Miss Lucy medio recobró el sentido con la lengua en llamas. Sobre ella pendía el rostro afable y preocupado de la cocinera. Un poco más arriba sobresalían las dos facciones de las doncellitas, emplazadas tras ella como las orejas adheridas de un ratón. Rita le vertía sorbos de coñac por una brecha abierta entre los dientes; había tenido que hacer palanca con una cuchara para separarle los maxilares, la mandíbula estaba bloqueada. Entre vapores, sintió que las tres mujeres la izaban y guiaban hacia su habitación. Colaboró lo mejor que supo, cuánto le desagradaba generar inconveniencias. Trató de pesar menos, por no decir volar. Al cabo de un rato de viaje trastabillante olfateó aromas familiares: el ébano, la piel encuadernada y los nudos lanosos de sus viejas alfombras orientales. Había sido bendecida con una amnesia transitoria. No protestó cuando la liberaron de corsés y engorros, y metieron entre las tenues sábanas de verano.
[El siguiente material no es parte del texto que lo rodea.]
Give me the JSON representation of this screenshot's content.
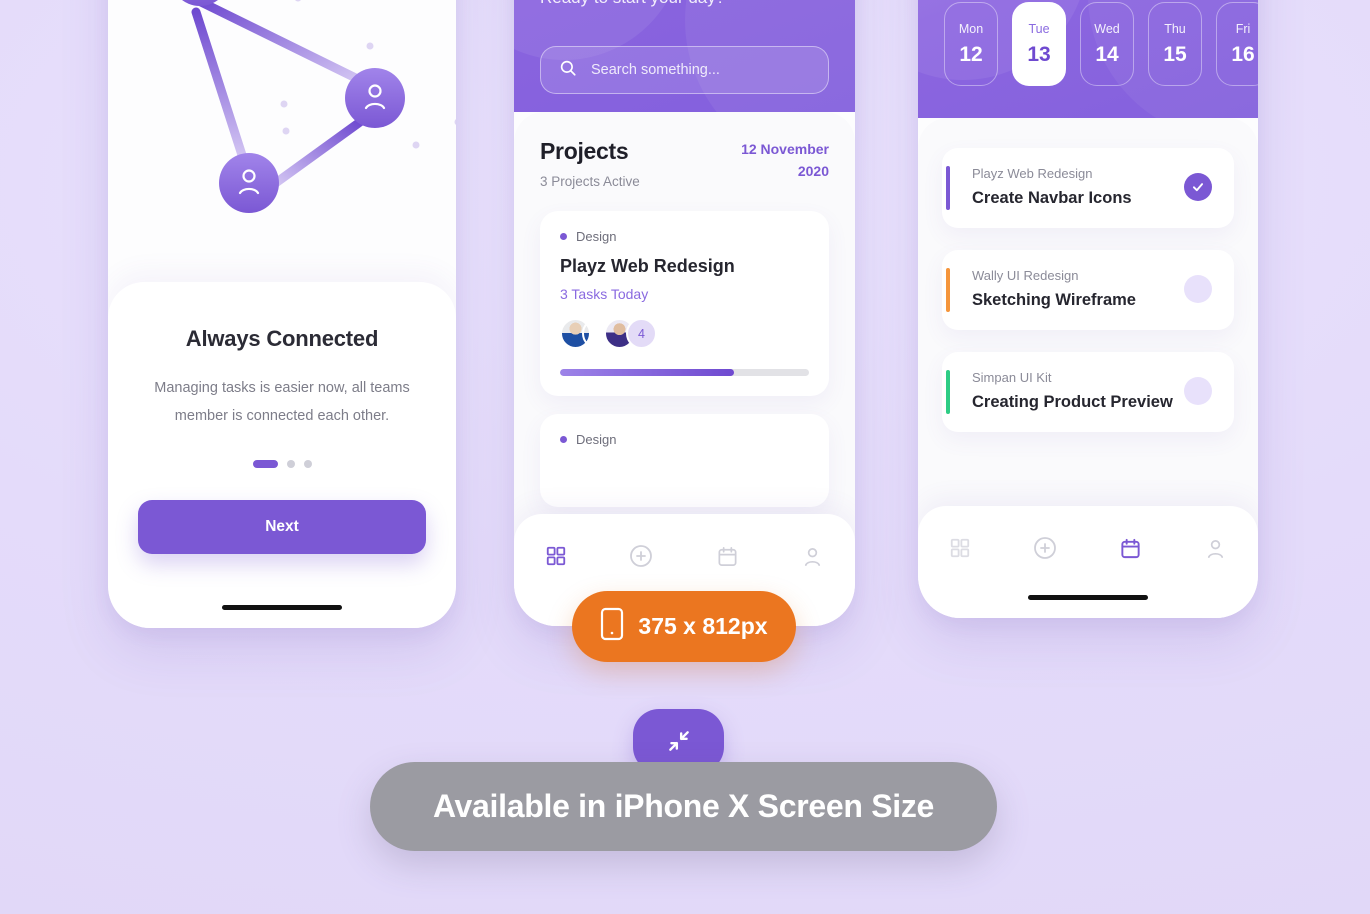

Rita nunca se había fijado en lo poco que abultaba la inglesa. Estaba acostumbrada a su carrocería imponente, y se quedó atónita al descubrir el mínimo esqueleto que la sostenía. Lo primero que había hecho al verla tendida fue aflojarle el corsé para palparle las delgadas costillas. Por suerte no se había roto ninguna. Mientras le embuchaba el licor, las niñas le dieron su versión sobre lo sucedido. Y se le atropellaron contándole fantasías. Las sabía afectas a los relatos escabrosos desgranados sobre la tapia del cementerio, no el de la colonia, aún no se había cavado una sola tumba en él. Una moda idiota, inspirada en novelitas aún más idiotas. Indignada ante tanta insustancialidad, una vez que la ayudaron con la
miss
las mandó de vuelta a la cocina con cajas destempladas. Que siguieran inventando majaderías allí, mientras recogían los tomates y llenaban la tetera hasta que el líquido rebasara por el pitorro. Esperó, rezongando entre dientes, a que la gobernanta se rehiciera del todo. Tenía el brazo izquierdo medio inutilizado y estaba exhausta. Después del calor del impacto llegaría el daño, a su edad la musculatura tardaría en calmarse. A los pocos minutos recuperó plena consciencia. Empeoraron las cosas. Se agitó muchísimo, no paraba quieta y si seguía así acabaría por romperse alguno de sus huesos de pájaro metida en su propia cama, ya sería el colmo del despropósito. La tetera humeante entró en el cuarto, Juana y Elena remolonearon pero las expulsó con un ladrido amenazador, seguía muy enfadada con ellas. Se volcó en la accidentada. Le hizo deglutir un encadenado de tazas de té con la adición subrepticia de coñac hasta tenerla medio ebria. Pero ni por ésas aflojó la lengua. No le sonsacó un solo indicio sobre lo acontecido. La interrogaba, ella contestaba a su vez con una pregunta, siempre la misma: ¿había llegado ya Macario de la capital? Y la mareaba como a una peonza, haciéndole corretear metros infructuosos de ida y vuelta a las ventanas. En su estado de nervios, creía oír el ruido del carruaje cada treinta segundos.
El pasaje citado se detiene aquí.